– Надо было к комнате отдыха сразу планировать курилку, или вам нравится ныкаться, как мальчишки за гаражами?
– И в кого ты такая язва? – тычет в меня двумя пальцами с зажатой между ними сигаретой и прищуривается.
– В маму, – отгоняю от себя дым ладонью.
– Явно в детстве не наказывали, – очередная усмешка. Сигарета тонет на дне стаканчика с недопитым шампанским. Руки привычно опускаются в карманы брюк.
– Вы разве не в курсе? Атеисты ни во что не верят. Даже в наказания, – скрещиваю руки на груди.
– Не знал. Неужели вообще ни во что? – отталкивается от книжного шкафа и делает вальяжный шаг ко мне.
– Только в труд и собственные мозги, – вылетает из меня приглушенное, руки сами собой расплетаются, повисая по бокам.

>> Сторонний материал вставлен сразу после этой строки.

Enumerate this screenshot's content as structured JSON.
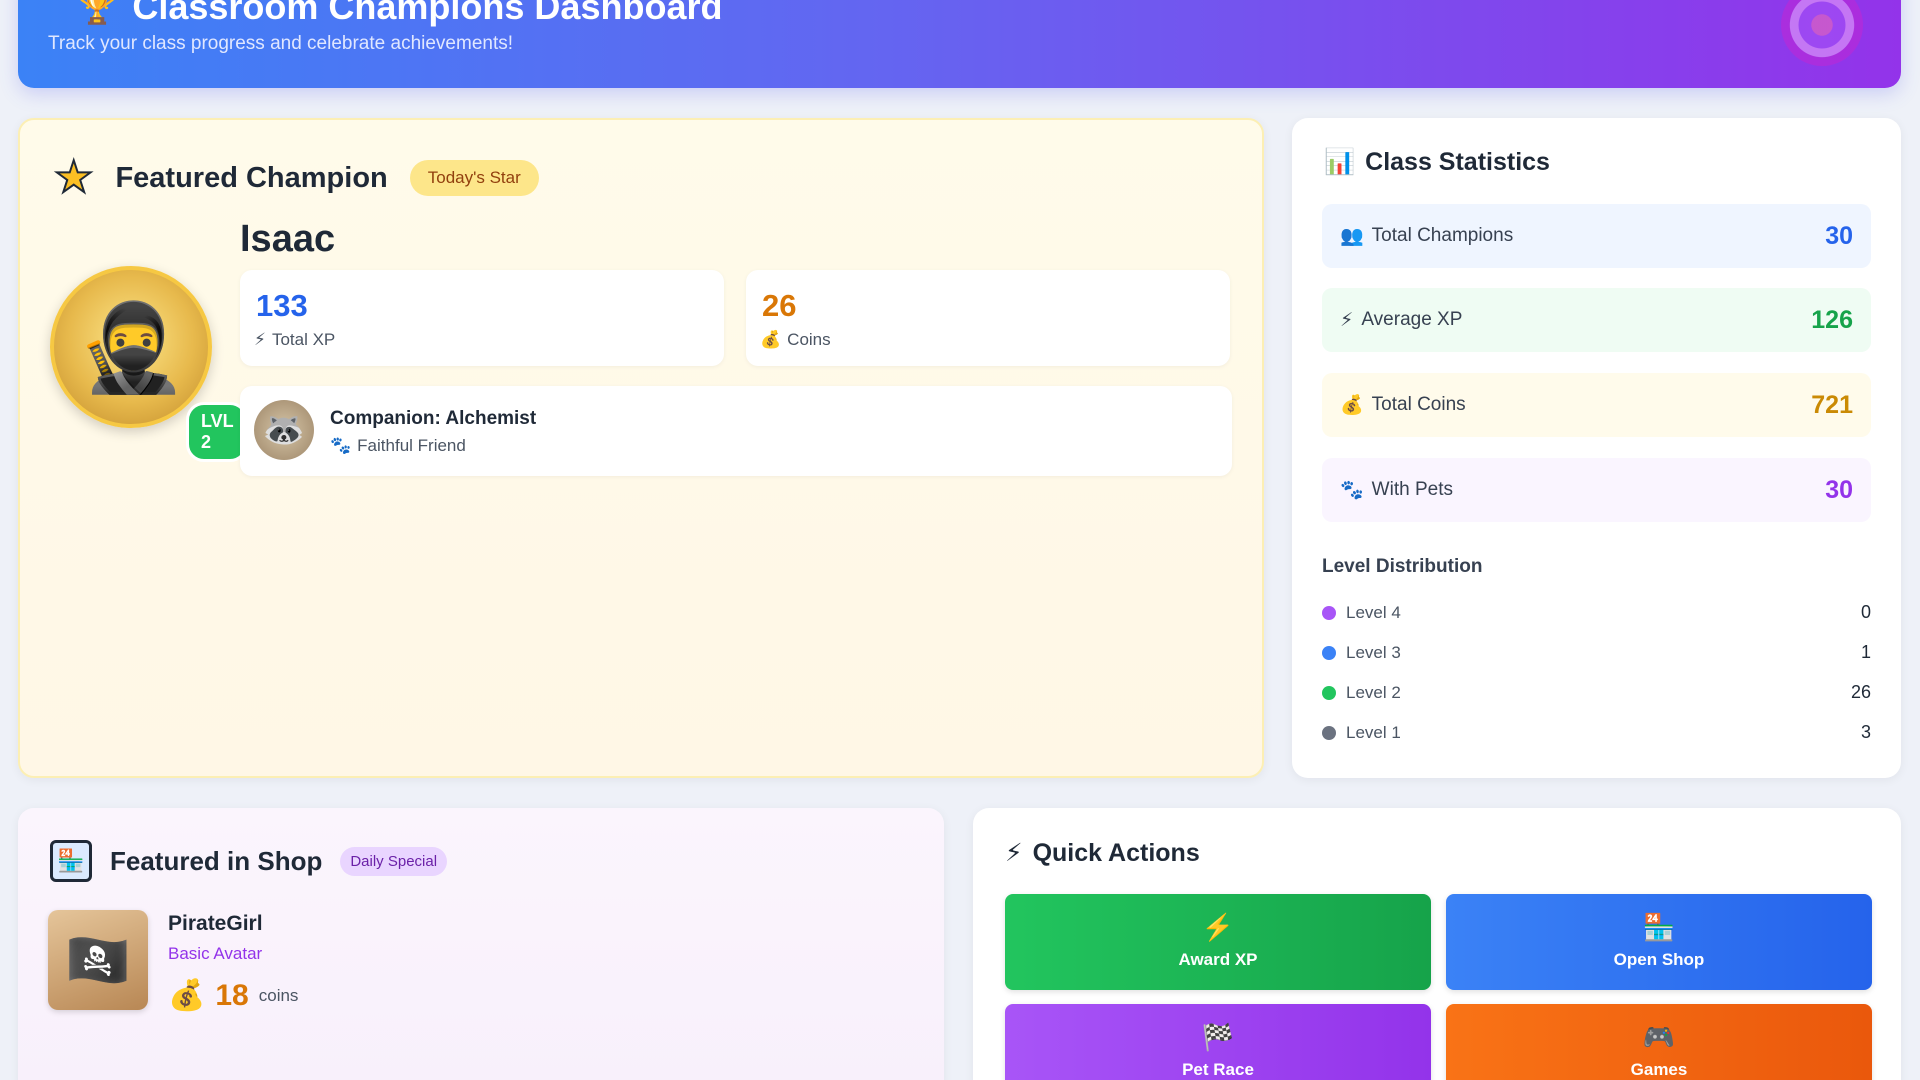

Я чувствую странную слабость, накатившую волной. Судорожно глотаю воздух, словно его становится меньше. И чувствую, как замираю, словно оцепенев.

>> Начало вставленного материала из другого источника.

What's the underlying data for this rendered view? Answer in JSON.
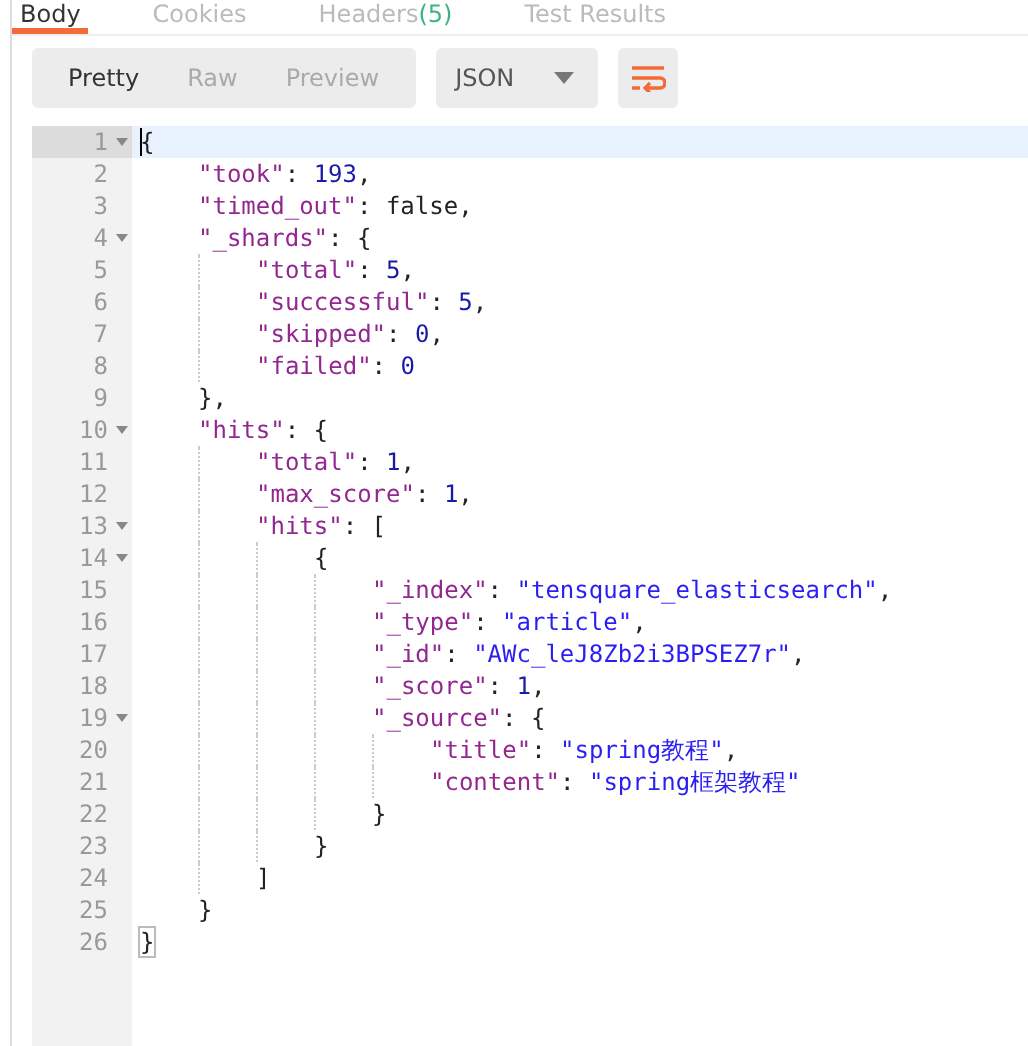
{
  "tabs": [
    {
      "label": "Body",
      "selected": true
    },
    {
      "label": "Cookies",
      "selected": false
    },
    {
      "label": "Headers",
      "count": "(5)",
      "selected": false
    },
    {
      "label": "Test Results",
      "selected": false
    }
  ],
  "view_modes": [
    {
      "label": "Pretty",
      "selected": true
    },
    {
      "label": "Raw",
      "selected": false
    },
    {
      "label": "Preview",
      "selected": false
    }
  ],
  "format_dropdown": {
    "value": "JSON"
  },
  "editor": {
    "lines": [
      {
        "number": "1",
        "fold": true,
        "active": true,
        "tokens": [
          {
            "kind": "punct",
            "text": "{"
          }
        ]
      },
      {
        "number": "2",
        "fold": false,
        "active": false,
        "tokens": [
          {
            "kind": "key",
            "text": "\"took\""
          },
          {
            "kind": "punct",
            "text": ": "
          },
          {
            "kind": "number",
            "text": "193"
          },
          {
            "kind": "punct",
            "text": ","
          }
        ]
      },
      {
        "number": "3",
        "fold": false,
        "active": false,
        "tokens": [
          {
            "kind": "key",
            "text": "\"timed_out\""
          },
          {
            "kind": "punct",
            "text": ": "
          },
          {
            "kind": "bool",
            "text": "false"
          },
          {
            "kind": "punct",
            "text": ","
          }
        ]
      },
      {
        "number": "4",
        "fold": true,
        "active": false,
        "tokens": [
          {
            "kind": "key",
            "text": "\"_shards\""
          },
          {
            "kind": "punct",
            "text": ": {"
          }
        ]
      },
      {
        "number": "5",
        "fold": false,
        "active": false,
        "tokens": [
          {
            "kind": "key",
            "text": "\"total\""
          },
          {
            "kind": "punct",
            "text": ": "
          },
          {
            "kind": "number",
            "text": "5"
          },
          {
            "kind": "punct",
            "text": ","
          }
        ]
      },
      {
        "number": "6",
        "fold": false,
        "active": false,
        "tokens": [
          {
            "kind": "key",
            "text": "\"successful\""
          },
          {
            "kind": "punct",
            "text": ": "
          },
          {
            "kind": "number",
            "text": "5"
          },
          {
            "kind": "punct",
            "text": ","
          }
        ]
      },
      {
        "number": "7",
        "fold": false,
        "active": false,
        "tokens": [
          {
            "kind": "key",
            "text": "\"skipped\""
          },
          {
            "kind": "punct",
            "text": ": "
          },
          {
            "kind": "number",
            "text": "0"
          },
          {
            "kind": "punct",
            "text": ","
          }
        ]
      },
      {
        "number": "8",
        "fold": false,
        "active": false,
        "tokens": [
          {
            "kind": "key",
            "text": "\"failed\""
          },
          {
            "kind": "punct",
            "text": ": "
          },
          {
            "kind": "number",
            "text": "0"
          }
        ]
      },
      {
        "number": "9",
        "fold": false,
        "active": false,
        "tokens": [
          {
            "kind": "punct",
            "text": "},"
          }
        ]
      },
      {
        "number": "10",
        "fold": true,
        "active": false,
        "tokens": [
          {
            "kind": "key",
            "text": "\"hits\""
          },
          {
            "kind": "punct",
            "text": ": {"
          }
        ]
      },
      {
        "number": "11",
        "fold": false,
        "active": false,
        "tokens": [
          {
            "kind": "key",
            "text": "\"total\""
          },
          {
            "kind": "punct",
            "text": ": "
          },
          {
            "kind": "number",
            "text": "1"
          },
          {
            "kind": "punct",
            "text": ","
          }
        ]
      },
      {
        "number": "12",
        "fold": false,
        "active": false,
        "tokens": [
          {
            "kind": "key",
            "text": "\"max_score\""
          },
          {
            "kind": "punct",
            "text": ": "
          },
          {
            "kind": "number",
            "text": "1"
          },
          {
            "kind": "punct",
            "text": ","
          }
        ]
      },
      {
        "number": "13",
        "fold": true,
        "active": false,
        "tokens": [
          {
            "kind": "key",
            "text": "\"hits\""
          },
          {
            "kind": "punct",
            "text": ": ["
          }
        ]
      },
      {
        "number": "14",
        "fold": true,
        "active": false,
        "tokens": [
          {
            "kind": "punct",
            "text": "{"
          }
        ]
      },
      {
        "number": "15",
        "fold": false,
        "active": false,
        "tokens": [
          {
            "kind": "key",
            "text": "\"_index\""
          },
          {
            "kind": "punct",
            "text": ": "
          },
          {
            "kind": "string",
            "text": "\"tensquare_elasticsearch\""
          },
          {
            "kind": "punct",
            "text": ","
          }
        ]
      },
      {
        "number": "16",
        "fold": false,
        "active": false,
        "tokens": [
          {
            "kind": "key",
            "text": "\"_type\""
          },
          {
            "kind": "punct",
            "text": ": "
          },
          {
            "kind": "string",
            "text": "\"article\""
          },
          {
            "kind": "punct",
            "text": ","
          }
        ]
      },
      {
        "number": "17",
        "fold": false,
        "active": false,
        "tokens": [
          {
            "kind": "key",
            "text": "\"_id\""
          },
          {
            "kind": "punct",
            "text": ": "
          },
          {
            "kind": "string",
            "text": "\"AWc_leJ8Zb2i3BPSEZ7r\""
          },
          {
            "kind": "punct",
            "text": ","
          }
        ]
      },
      {
        "number": "18",
        "fold": false,
        "active": false,
        "tokens": [
          {
            "kind": "key",
            "text": "\"_score\""
          },
          {
            "kind": "punct",
            "text": ": "
          },
          {
            "kind": "number",
            "text": "1"
          },
          {
            "kind": "punct",
            "text": ","
          }
        ]
      },
      {
        "number": "19",
        "fold": true,
        "active": false,
        "tokens": [
          {
            "kind": "key",
            "text": "\"_source\""
          },
          {
            "kind": "punct",
            "text": ": {"
          }
        ]
      },
      {
        "number": "20",
        "fold": false,
        "active": false,
        "tokens": [
          {
            "kind": "key",
            "text": "\"title\""
          },
          {
            "kind": "punct",
            "text": ": "
          },
          {
            "kind": "string",
            "text": "\"spring教程\""
          },
          {
            "kind": "punct",
            "text": ","
          }
        ]
      },
      {
        "number": "21",
        "fold": false,
        "active": false,
        "tokens": [
          {
            "kind": "key",
            "text": "\"content\""
          },
          {
            "kind": "punct",
            "text": ": "
          },
          {
            "kind": "string",
            "text": "\"spring框架教程\""
          }
        ]
      },
      {
        "number": "22",
        "fold": false,
        "active": false,
        "tokens": [
          {
            "kind": "punct",
            "text": "}"
          }
        ]
      },
      {
        "number": "23",
        "fold": false,
        "active": false,
        "tokens": [
          {
            "kind": "punct",
            "text": "}"
          }
        ]
      },
      {
        "number": "24",
        "fold": false,
        "active": false,
        "tokens": [
          {
            "kind": "punct",
            "text": "]"
          }
        ]
      },
      {
        "number": "25",
        "fold": false,
        "active": false,
        "tokens": [
          {
            "kind": "punct",
            "text": "}"
          }
        ]
      },
      {
        "number": "26",
        "fold": false,
        "active": false,
        "tokens": [
          {
            "kind": "match",
            "text": "}"
          }
        ]
      }
    ]
  }
}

Не понимаю, что со мной такое. Что с этим чертовым душным офисом с не открывающимися окнами и этим чертовым Тарелкиным, не похожим на себя.

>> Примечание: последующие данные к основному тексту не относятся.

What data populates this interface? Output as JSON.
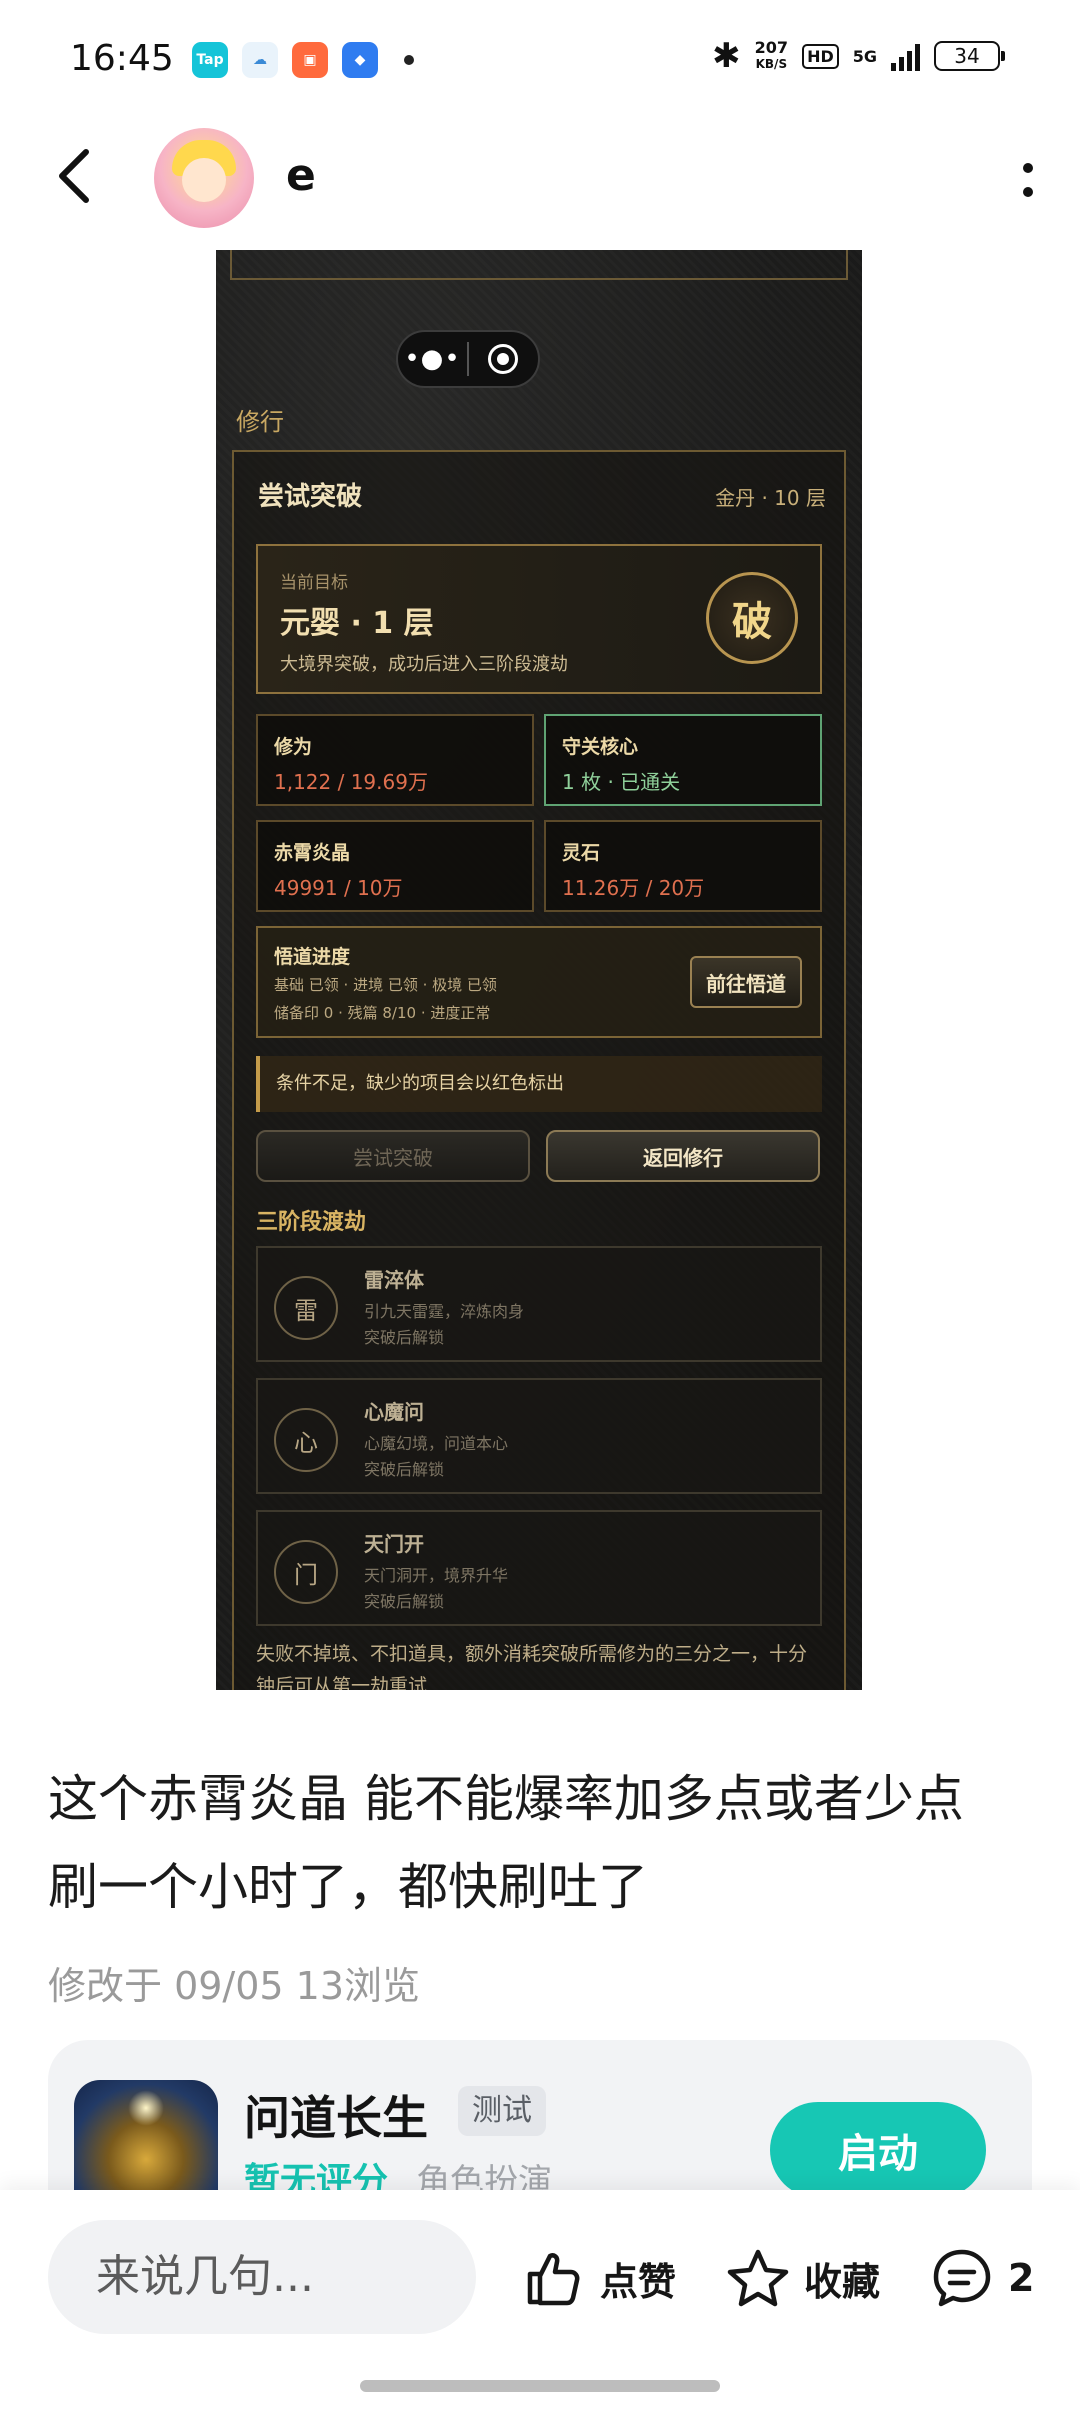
{
  "status_bar": {
    "time": "16:45",
    "app_icons": [
      "Tap",
      "weather",
      "photo-app",
      "browser"
    ],
    "speed_value": "207",
    "speed_unit": "KB/S",
    "hd": "HD",
    "network": "5G",
    "battery": "34"
  },
  "header": {
    "username": "e"
  },
  "screenshot": {
    "section_label": "修行",
    "panel_title": "尝试突破",
    "panel_tag": "金丹 · 10 层",
    "target": {
      "label": "当前目标",
      "name": "元婴 · 1 层",
      "desc": "大境界突破，成功后进入三阶段渡劫",
      "button": "破"
    },
    "stats": [
      {
        "label": "修为",
        "value": "1,122 / 19.69万"
      },
      {
        "label": "守关核心",
        "value": "1 枚 · 已通关"
      },
      {
        "label": "赤霄炎晶",
        "value": "49991 / 10万"
      },
      {
        "label": "灵石",
        "value": "11.26万 / 20万"
      }
    ],
    "wudao": {
      "title": "悟道进度",
      "line1": "基础 已领 · 进境 已领 · 极境 已领",
      "line2": "储备印 0 · 残篇 8/10 · 进度正常",
      "button": "前往悟道"
    },
    "warning": "条件不足，缺少的项目会以红色标出",
    "btn_try": "尝试突破",
    "btn_back": "返回修行",
    "tribulation_title": "三阶段渡劫",
    "tribulations": [
      {
        "glyph": "雷",
        "name": "雷淬体",
        "desc": "引九天雷霆，淬炼肉身",
        "status": "突破后解锁"
      },
      {
        "glyph": "心",
        "name": "心魔问",
        "desc": "心魔幻境，问道本心",
        "status": "突破后解锁"
      },
      {
        "glyph": "门",
        "name": "天门开",
        "desc": "天门洞开，境界升华",
        "status": "突破后解锁"
      }
    ],
    "footnote": "失败不掉境、不扣道具，额外消耗突破所需修为的三分之一，十分钟后可从第一劫重试"
  },
  "post": {
    "text_line1": "这个赤霄炎晶 能不能爆率加多点或者少点",
    "text_line2": "刷一个小时了，都快刷吐了",
    "meta": "修改于 09/05  13浏览"
  },
  "game_card": {
    "name": "问道长生",
    "badge": "测试",
    "rating": "暂无评分",
    "genre": "角色扮演",
    "launch": "启动"
  },
  "bottom_bar": {
    "comment_placeholder": "来说几句...",
    "like": "点赞",
    "favorite": "收藏",
    "comment_count": "2"
  },
  "colors": {
    "accent": "#17c7b4",
    "gold": "#c9a862",
    "danger": "#e0704f",
    "ok": "#8fd09a"
  }
}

Сердцебиение какого-то дьявола заходится в диком припадке.
Как от выброса ударной дозы адреналина.
– Этого у тебя не отнять. Мама хорошо воспитала, – хрипит он. – Но иногда так хочется дать по губам, Софья.
Его острый взгляд падает на мой рот, и губы тут же вспыхивают жаром и начинают пульсировать.
Мое имя из уст начальника впервые звучит совсем по-другому. Когда два года ты слышишь исключительно требовательный зов, значимость имени стирается, пропадает то ощущение интимности, которое ты от него ждешь. Но сейчас…
Это прозвучало достаточно интимно. Взывая к сумасшедшей волне дрожи, поднимающейся снизу живота.
Нет, я не танцевать сейчас хочу. Совсем нет. И он говорил не про танцы. Боже, какая же я глупая становлюсь, когда выпью.
Дурацкие виноградинки.
Я, конечно, во всем виню их.
И в том, что я замерла в минутной тишине, раскаленной словно воздух перед грозой. И в том, что даже не испугалась, когда человек напротив сделал ко мне решительный шаг, сминая всю зону комфорта, словно фантик от съеденной конфеты. И особенно в том, что ни грамма не сопротивлялась, когда властная мужская рука сжала мой затылок, а требовательный рот накрыл мой собственный.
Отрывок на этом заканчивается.